Les vidéos tournées sur le tarmac de l’aéroport Toussaint Louverture sont très tristes. Les témoignages aussi. Les sans-papiers haïtiens refoulés racontent qu’ils ont investi tout leur avoir dans l’espoir d’atteindre la terre américaine. Ils ont expliqué leur funeste périple. Ils ont réalisé un rallye héroïque en bravant forêts, animaux sauvages, fleuves, gens malhonnêtes. Certains ont été violentés. Pire, aucune exemption n’a été faite pour les enfants, dont certains sont en bas âge. Ils dorment à même le sol. Ils ont été placés par les autorités américaines dans des isoloirs, exposés au froid pendant des jours. Les images virales sur les réseaux sociaux sont choquantes. On y voit des agents de police montés sur des chevaux pourchasser les Haïtiens.

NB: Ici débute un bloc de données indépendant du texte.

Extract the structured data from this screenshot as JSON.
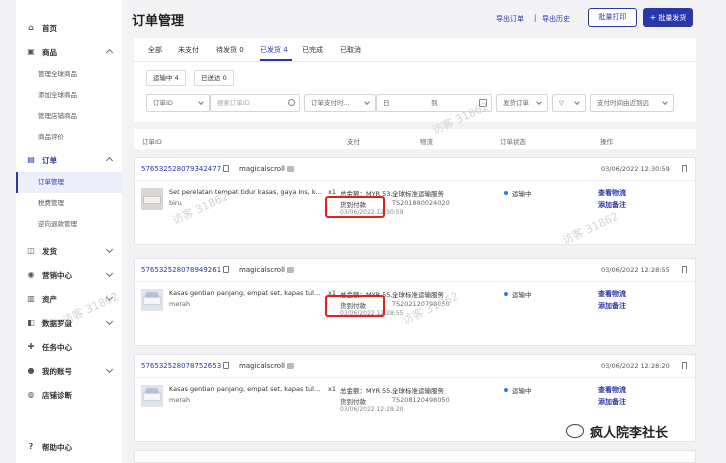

À côté de ce qui est légal ou illégal. En dehors des violations flagrantes des droits des migrants. En dépit du sentiment d’indignation collective que cela a provoqué, une évidence est à considérer. C’est la conséquence directe de nos choix intéressés. Les USA, dommage, sont incriminés pour nos fautes. Les bourreaux ont été substitués.

Deux choses à retenir dans les conversations de nos compatriotes, en plus des pleurs, des regrets et le désespoir. Il s’agit des causes fondamentales (problème d’emploi et d’insécurité) qui poussent ces résignés à prendre cet énorme risque.

Tous s’acharnent sur les États-Unis comme si ce pays devrait accueillir ceux que nous chassons de leur terre natale. Ceux dont nous n’avons pas besoin. Les gens dont nous avons volé l’avenir et troublé le sommeil. Ceux qui récemment essayaient de survivre même à moins d’un dollar par jour et que vos gangs ont délogés et dont ils ont massacré leurs progénitures. Déploré, condamné, dénoncé, et après? 

L’État haïtien, dont certains responsables perçoivent de juteux avantages pour des services non rendus, encourage les résignés à récidiver en considérant qu’il n’est pas capable de les assister. Il a fallu l’appui de l’OIM pour que ces malheureux embarqués comme dans les navires négriers (révélation d’un passager) puissent recevoir une humiliante somme qui varie entre 2500 et 1000 gourdes. Comme ce fut le cas pour les victimes du tremblement de terre, les dirigeants n’ont aucun fonds d’urgence pour accueillir les victimes (chassées par les autorités de leur pays).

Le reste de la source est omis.